De quoi les racistes ont-ils peur?
L’affaire est, avouons-le, partie en brioche. Ce qui aurait pu (ou plutôt dû) constituer un exercice utile s’avère déjà un joyeux fiasco. Sur le plan des relations publiques, un naufrage. Les attaques nourries contre la légitimité de l’opération auront, ab initio, assassiné la pertinence, le cas échéant, de ses conclusions. Je parle, bien entendu, de la commission sur le racisme systémique.
Pas surprenant, cela dit, du moins si on considère la néo-tendance, parfaitement incongrue, à considérer comme plus grave le fait d’accuser quelqu’un de racisme que de l’être (i.e. raciste). Fort, quand même. Notamment lorsque ces mêmes racistes commencent leur publication par un «Bon, on va encore m’accuser d’être raciste…»* S’ajoutent à cela l’indémodable classique «chu pas raciste, j’ai [insérez ici votre remarque préférée]»**, lesquels auraient nécessairement pour effet de dédouaner l’individu en question.
À entendre les détracteurs de la commission, le premier ministre s’apprêterait à «faire le procès des Québécois». Boum. Rien de moins. Et pourquoi? Parce la commission discutée aura pour mandat d’évaluer la présence du racisme systémique dans la société québécoise. De déterminer l’ampleur de celui-ci et ses modus operandi.

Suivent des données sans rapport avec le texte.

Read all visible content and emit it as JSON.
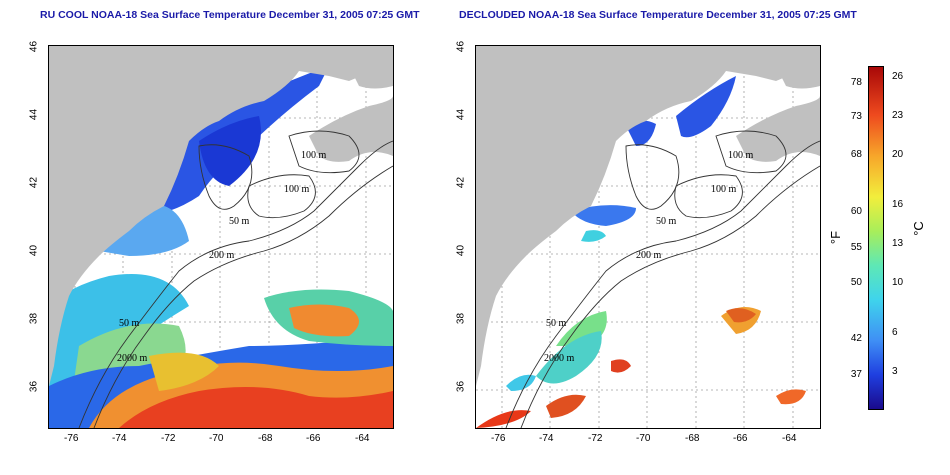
{
  "titles": {
    "left": "RU COOL NOAA-18 Sea Surface Temperature December 31, 2005 07:25 GMT",
    "right": "DECLOUDED NOAA-18 Sea Surface Temperature December 31, 2005 07:25 GMT"
  },
  "axes": {
    "x_ticks": [
      "-76",
      "-74",
      "-72",
      "-70",
      "-68",
      "-66",
      "-64"
    ],
    "y_ticks": [
      "46",
      "44",
      "42",
      "40",
      "38",
      "36"
    ]
  },
  "contour_labels": [
    "100 m",
    "100 m",
    "50 m",
    "200 m",
    "50 m",
    "2000 m"
  ],
  "colorbar": {
    "unit_f": "°F",
    "unit_c": "°C",
    "f_ticks": [
      "78",
      "73",
      "68",
      "60",
      "55",
      "50",
      "42",
      "37"
    ],
    "c_ticks": [
      "26",
      "23",
      "20",
      "16",
      "13",
      "10",
      "6",
      "3"
    ]
  },
  "colors": {
    "land": "#c0c0c0",
    "contour": "#333333",
    "grid": "#a0a0a0",
    "cold": "#2050e0",
    "cool": "#40c8f0",
    "mild": "#70e0a0",
    "warm": "#f0a030",
    "hot": "#e03a1a"
  }
}
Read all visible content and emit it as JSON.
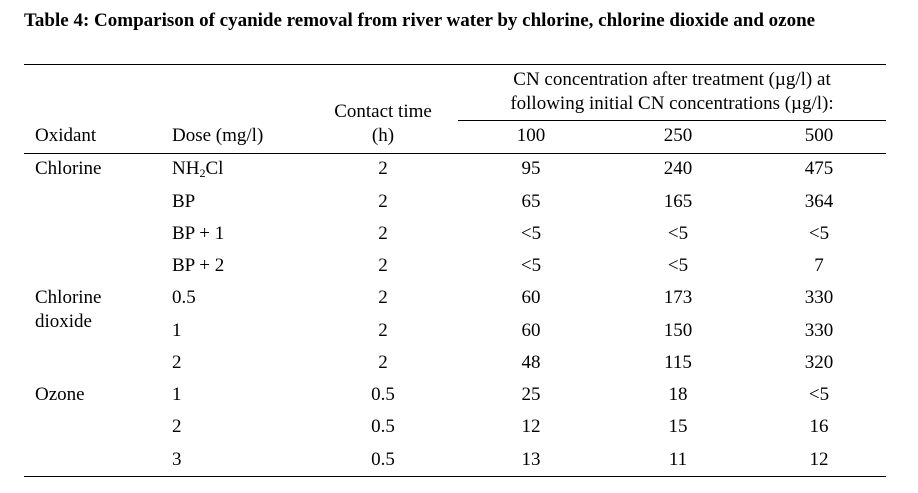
{
  "caption": "Table 4: Comparison of cyanide removal from river water by chlorine, chlorine dioxide and ozone",
  "headers": {
    "oxidant": "Oxidant",
    "dose": "Dose (mg/l)",
    "contact_line1": "Contact time",
    "contact_line2": "(h)",
    "cn_line1": "CN concentration after treatment (µg/l) at",
    "cn_line2": "following initial CN concentrations (µg/l):",
    "initial": [
      "100",
      "250",
      "500"
    ]
  },
  "groups": [
    {
      "oxidant_line1": "Chlorine",
      "oxidant_line2": "",
      "rows": [
        {
          "dose_main": "NH",
          "dose_sub": "2",
          "dose_tail": "Cl",
          "time": "2",
          "v": [
            "95",
            "240",
            "475"
          ]
        },
        {
          "dose": "BP",
          "time": "2",
          "v": [
            "65",
            "165",
            "364"
          ]
        },
        {
          "dose": "BP + 1",
          "time": "2",
          "v": [
            "<5",
            "<5",
            "<5"
          ]
        },
        {
          "dose": "BP + 2",
          "time": "2",
          "v": [
            "<5",
            "<5",
            "7"
          ]
        }
      ]
    },
    {
      "oxidant_line1": "Chlorine",
      "oxidant_line2": "dioxide",
      "rows": [
        {
          "dose": "0.5",
          "time": "2",
          "v": [
            "60",
            "173",
            "330"
          ]
        },
        {
          "dose": "1",
          "time": "2",
          "v": [
            "60",
            "150",
            "330"
          ]
        },
        {
          "dose": "2",
          "time": "2",
          "v": [
            "48",
            "115",
            "320"
          ]
        }
      ]
    },
    {
      "oxidant_line1": "Ozone",
      "oxidant_line2": "",
      "rows": [
        {
          "dose": "1",
          "time": "0.5",
          "v": [
            "25",
            "18",
            "<5"
          ]
        },
        {
          "dose": "2",
          "time": "0.5",
          "v": [
            "12",
            "15",
            "16"
          ]
        },
        {
          "dose": "3",
          "time": "0.5",
          "v": [
            "13",
            "11",
            "12"
          ]
        }
      ]
    }
  ]
}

Le procès des Québécois, ainsi donc. Eh ben.
Évidemment, lancer une commission comme celle-ci implique, naturellement, que ce même racisme insidieux puisse effectivement exister. Et alors? Le Québec serait-il la seule société occidentale à y échapper? Il y aurait du racisme partout, sauf… ici? C’est du moins ce que semblent plaider maints influenceurs en tonnant, avec certitude, que «les Québécois sont pas racistes!»
Euh… OK. Mais qui dit le contraire? Qui parle des Québécois dans leur ensemble? Peut-il y a voir du racisme dans une société sans que ses citoyens en soient corollairement et globalement taxés? Existe-t-il de la fraude fiscale dans la province? Évidemment. Cela permet-il de qualifier les Québécois de fraudeurs? Ben non. Pas dur à comprendre, me semble.

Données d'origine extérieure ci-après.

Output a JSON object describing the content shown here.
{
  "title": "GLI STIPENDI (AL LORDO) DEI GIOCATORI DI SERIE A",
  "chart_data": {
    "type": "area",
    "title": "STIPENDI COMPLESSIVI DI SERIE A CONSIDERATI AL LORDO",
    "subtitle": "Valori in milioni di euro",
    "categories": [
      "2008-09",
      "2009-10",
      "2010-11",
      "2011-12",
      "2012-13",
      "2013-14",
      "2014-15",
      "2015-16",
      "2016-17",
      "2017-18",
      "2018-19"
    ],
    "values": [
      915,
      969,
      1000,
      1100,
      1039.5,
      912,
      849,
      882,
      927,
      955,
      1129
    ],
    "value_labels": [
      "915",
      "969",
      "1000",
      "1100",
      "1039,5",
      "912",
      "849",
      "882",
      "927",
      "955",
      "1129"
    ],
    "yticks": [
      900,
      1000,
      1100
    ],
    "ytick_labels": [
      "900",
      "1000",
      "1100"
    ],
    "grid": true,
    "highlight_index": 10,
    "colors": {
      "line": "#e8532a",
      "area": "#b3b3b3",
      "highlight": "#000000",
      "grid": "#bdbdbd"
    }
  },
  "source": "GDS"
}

Du reste, faudrait peut-être rappeler certains trucs. Par exemple, un sondage, réalisé par Léger en 2015 pour TVA Nouvelles, où 20% des répondants se disent «plutôt racistes».*** Par exemple, les propos de l’ancien ministre Drainville, lequel martelait, ad nauseam, que les Québécois «avaient un problème avec le voile».**** Par exemple, la suggestion, ô combien ironique, de Jean-François Lisée, d’exiger des curriculum vitae anonymes, histoire d’enrayer la discrimination à laquelle fait face nombre de Québécois au nom autre que «de souche».
Plus de racisme ici qu’ailleurs? Pense pas. Moins? Pense pas non plus. Une commission pour analyser le phénomène et contribuer, éventuellement, à l’enrayer? Avec plaisir. Et comme pour les autres processus du genre, ceux qui n’ont rien à se reprocher n’ont… rien à craindre.

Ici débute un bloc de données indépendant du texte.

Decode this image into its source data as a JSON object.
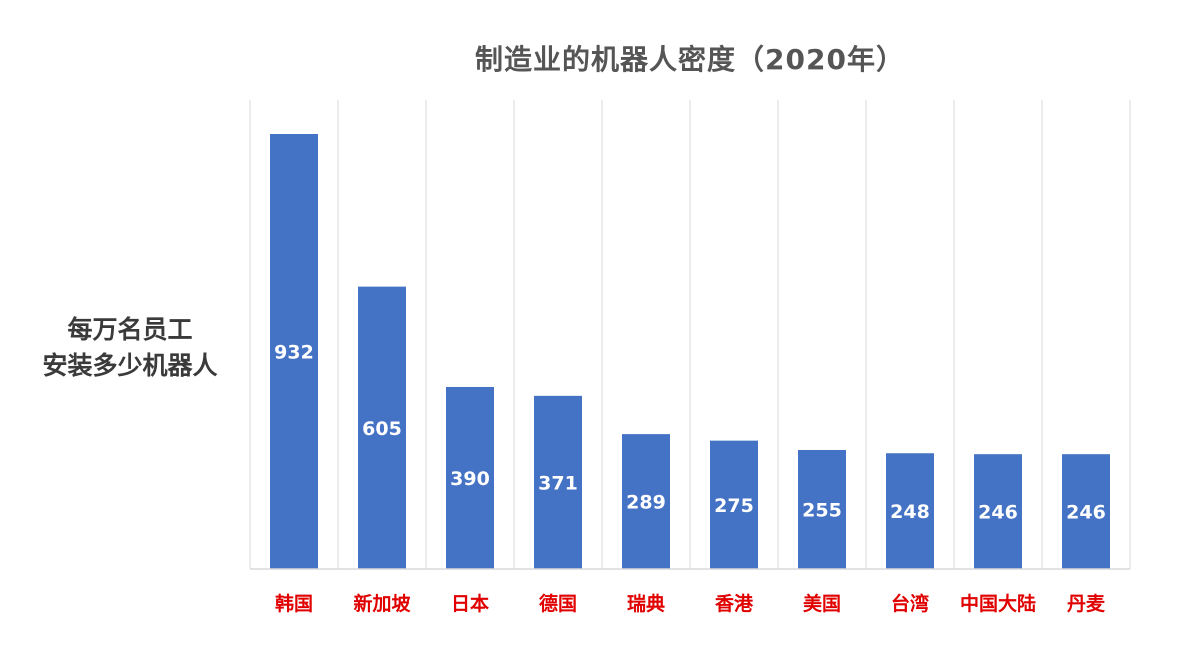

* Un truc pour ceux-là: la meilleure façon de ne pas se faire traiter de raciste est de… ne pas l’être.
** On pense ici à l’omniprésent ami noir, évidemment. Ou au: «J’ai des chums de toutes les races.»
Ou: «J’ai déjà mangé un shish-taouk, pis j’ai pas haï ça.» Bref.
*** Bientôt, le concept du «plutôt enceinte» dans un sondage près
de chez vous…
****SVP, ne plus parler en mon nom, Bernard.